Preheat oven to 350° and grease a 11 x 17" baking dish or line with parchment paper.
In a large bowl, beat the butter and sugar until smooth and creamy. Stir in the egg and vanilla.
In a separate bowl, mix together the flour, baking powder, and salt. Gradually add the dry ingredients to the creamed mixture until fully combined. Divide the dough into 4 portions.
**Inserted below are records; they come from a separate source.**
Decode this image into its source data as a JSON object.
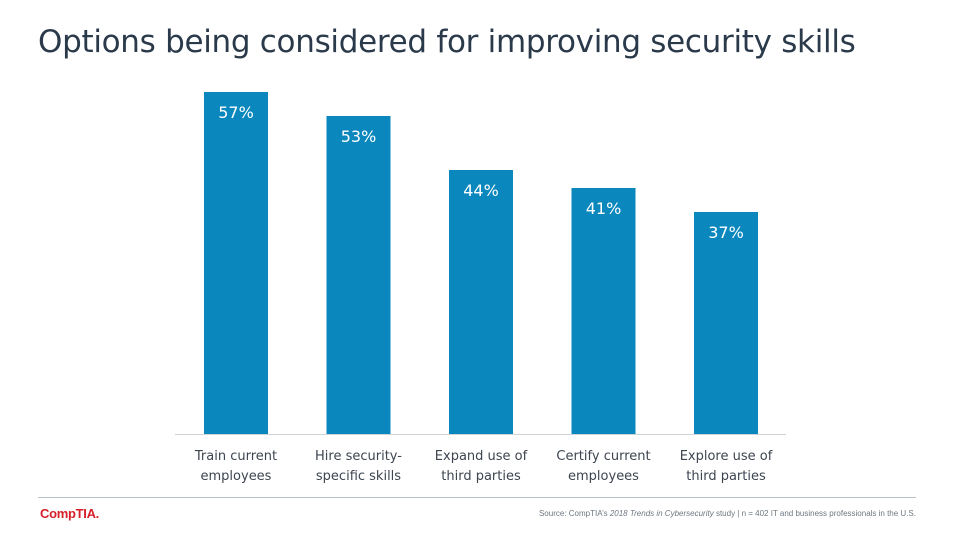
{
  "title": "Options being considered for improving security skills",
  "chart_data": {
    "type": "bar",
    "categories": [
      [
        "Train current",
        "employees"
      ],
      [
        "Hire security-",
        "specific skills"
      ],
      [
        "Expand use of",
        "third parties"
      ],
      [
        "Certify current",
        "employees"
      ],
      [
        "Explore use of",
        "third parties"
      ]
    ],
    "values": [
      57,
      53,
      44,
      41,
      37
    ],
    "value_labels": [
      "57%",
      "53%",
      "44%",
      "41%",
      "37%"
    ],
    "ylim": [
      0,
      60
    ],
    "bar_color": "#0a87bd",
    "grid": false
  },
  "footer": {
    "logo": "CompTIA.",
    "source_prefix": "Source: CompTIA’s ",
    "source_italic": "2018 Trends in Cybersecurity",
    "source_suffix": " study | n = 402 IT and business professionals in the U.S."
  }
}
Using your hands, shape each portion into a 10 x 2 1/2" rectangle on the cookie sheet. All four fit well on an 11 x 17" or bake in batches on smaller sheet. Use a finger to make a 1/2" indentation down the center of each portion. Bake for 10 minutes.
Meanwhile, place the jam into a ziplock bag and snip the tip. Remove the cookies from the oven. Pipe the jam down the center, then bake for another 10 - 15 minutes, or until lightly browned.
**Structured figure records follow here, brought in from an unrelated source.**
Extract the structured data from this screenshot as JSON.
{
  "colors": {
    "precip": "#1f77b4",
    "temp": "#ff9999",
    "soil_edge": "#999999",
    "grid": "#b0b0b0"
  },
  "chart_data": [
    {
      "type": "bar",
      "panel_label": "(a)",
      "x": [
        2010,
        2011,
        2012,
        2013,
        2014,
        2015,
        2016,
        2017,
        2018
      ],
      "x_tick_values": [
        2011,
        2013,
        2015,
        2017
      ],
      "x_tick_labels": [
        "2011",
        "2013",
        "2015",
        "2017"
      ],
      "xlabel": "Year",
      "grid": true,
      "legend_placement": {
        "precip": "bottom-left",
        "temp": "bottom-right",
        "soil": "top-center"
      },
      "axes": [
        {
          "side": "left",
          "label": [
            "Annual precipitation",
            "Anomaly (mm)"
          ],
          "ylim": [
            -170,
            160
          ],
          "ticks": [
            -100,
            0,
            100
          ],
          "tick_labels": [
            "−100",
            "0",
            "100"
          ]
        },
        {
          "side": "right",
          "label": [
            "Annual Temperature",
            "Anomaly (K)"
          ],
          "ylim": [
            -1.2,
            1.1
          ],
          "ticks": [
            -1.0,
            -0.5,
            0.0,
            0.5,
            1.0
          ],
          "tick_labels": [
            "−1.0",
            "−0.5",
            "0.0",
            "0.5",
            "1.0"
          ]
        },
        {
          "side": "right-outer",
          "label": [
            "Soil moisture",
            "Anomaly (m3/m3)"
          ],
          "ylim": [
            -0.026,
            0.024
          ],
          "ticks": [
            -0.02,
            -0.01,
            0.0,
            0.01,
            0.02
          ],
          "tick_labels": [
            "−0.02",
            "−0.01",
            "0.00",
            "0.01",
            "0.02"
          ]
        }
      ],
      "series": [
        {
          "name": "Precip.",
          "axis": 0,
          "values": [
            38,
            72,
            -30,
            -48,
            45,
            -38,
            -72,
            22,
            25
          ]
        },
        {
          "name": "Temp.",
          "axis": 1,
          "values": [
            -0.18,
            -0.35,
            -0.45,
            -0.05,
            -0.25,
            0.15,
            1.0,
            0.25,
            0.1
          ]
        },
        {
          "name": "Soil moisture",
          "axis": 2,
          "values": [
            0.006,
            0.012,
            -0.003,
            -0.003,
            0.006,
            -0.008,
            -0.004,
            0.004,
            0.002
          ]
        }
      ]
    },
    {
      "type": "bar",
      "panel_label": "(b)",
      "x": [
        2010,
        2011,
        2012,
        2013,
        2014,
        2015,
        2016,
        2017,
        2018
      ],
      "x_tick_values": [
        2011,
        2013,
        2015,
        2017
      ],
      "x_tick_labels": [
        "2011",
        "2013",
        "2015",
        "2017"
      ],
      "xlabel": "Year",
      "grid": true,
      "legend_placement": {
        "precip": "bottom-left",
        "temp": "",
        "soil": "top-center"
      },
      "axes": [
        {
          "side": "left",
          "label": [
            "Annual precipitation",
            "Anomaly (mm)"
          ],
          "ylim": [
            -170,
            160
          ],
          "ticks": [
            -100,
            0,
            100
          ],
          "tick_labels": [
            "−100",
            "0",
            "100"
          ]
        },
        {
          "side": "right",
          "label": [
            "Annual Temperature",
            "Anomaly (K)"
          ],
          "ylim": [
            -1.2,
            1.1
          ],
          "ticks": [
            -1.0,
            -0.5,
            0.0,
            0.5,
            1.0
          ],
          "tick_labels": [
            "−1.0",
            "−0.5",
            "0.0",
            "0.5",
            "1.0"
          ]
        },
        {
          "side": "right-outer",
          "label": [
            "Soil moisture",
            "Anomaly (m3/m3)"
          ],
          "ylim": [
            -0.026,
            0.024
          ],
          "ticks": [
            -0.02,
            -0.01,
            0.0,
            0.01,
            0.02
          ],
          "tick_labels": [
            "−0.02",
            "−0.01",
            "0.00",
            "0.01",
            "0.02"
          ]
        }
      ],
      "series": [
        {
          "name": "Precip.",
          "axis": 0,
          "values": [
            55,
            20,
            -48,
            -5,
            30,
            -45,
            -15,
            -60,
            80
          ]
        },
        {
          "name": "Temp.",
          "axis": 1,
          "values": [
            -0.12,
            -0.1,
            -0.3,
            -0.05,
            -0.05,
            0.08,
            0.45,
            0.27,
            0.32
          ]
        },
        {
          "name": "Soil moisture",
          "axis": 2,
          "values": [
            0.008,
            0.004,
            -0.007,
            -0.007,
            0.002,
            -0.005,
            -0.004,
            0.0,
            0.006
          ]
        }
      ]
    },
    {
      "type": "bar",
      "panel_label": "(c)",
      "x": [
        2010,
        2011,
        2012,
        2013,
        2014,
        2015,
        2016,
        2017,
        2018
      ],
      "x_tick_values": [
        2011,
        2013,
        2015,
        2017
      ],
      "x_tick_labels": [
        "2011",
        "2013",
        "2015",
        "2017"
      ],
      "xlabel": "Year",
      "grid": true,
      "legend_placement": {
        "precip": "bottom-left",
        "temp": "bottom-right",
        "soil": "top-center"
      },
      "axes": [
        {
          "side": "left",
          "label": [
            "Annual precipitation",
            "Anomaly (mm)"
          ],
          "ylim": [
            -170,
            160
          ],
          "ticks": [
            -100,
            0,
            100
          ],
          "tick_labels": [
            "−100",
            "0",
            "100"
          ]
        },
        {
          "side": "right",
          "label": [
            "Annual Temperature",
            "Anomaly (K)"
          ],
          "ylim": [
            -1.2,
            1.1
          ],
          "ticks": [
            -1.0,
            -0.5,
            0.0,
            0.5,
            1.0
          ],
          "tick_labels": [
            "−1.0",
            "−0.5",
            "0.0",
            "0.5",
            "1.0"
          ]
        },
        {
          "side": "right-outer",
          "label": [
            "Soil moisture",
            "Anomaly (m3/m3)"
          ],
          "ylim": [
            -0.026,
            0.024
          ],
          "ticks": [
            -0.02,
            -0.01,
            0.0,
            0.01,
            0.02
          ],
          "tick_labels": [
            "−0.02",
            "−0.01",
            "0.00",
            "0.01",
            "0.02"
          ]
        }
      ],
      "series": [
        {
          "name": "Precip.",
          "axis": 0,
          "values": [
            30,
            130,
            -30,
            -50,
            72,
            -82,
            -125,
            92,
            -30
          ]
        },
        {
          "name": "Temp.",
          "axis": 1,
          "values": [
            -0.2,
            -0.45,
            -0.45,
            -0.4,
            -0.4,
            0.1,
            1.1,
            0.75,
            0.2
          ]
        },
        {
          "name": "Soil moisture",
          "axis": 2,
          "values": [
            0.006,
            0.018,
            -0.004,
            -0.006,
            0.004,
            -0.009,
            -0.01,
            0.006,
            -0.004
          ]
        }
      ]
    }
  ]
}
Cool for 3 minutes, then one at a time, move each portion to a cutting board. Cut into 1/2 - 3/4" ribbons. Place on wire rack to cool completely. Enjoy!
Notes
For added sweetness, add a glaze: 1 cup powdered sugar, 1 - 2 tablespoons milk, 1/2 teaspoon vanilla extract, and (optional) 1/2 teaspoon fresh lemon zest. Mix ingredients until smooth, then drizzle over Raspberry Ribbon Cookies.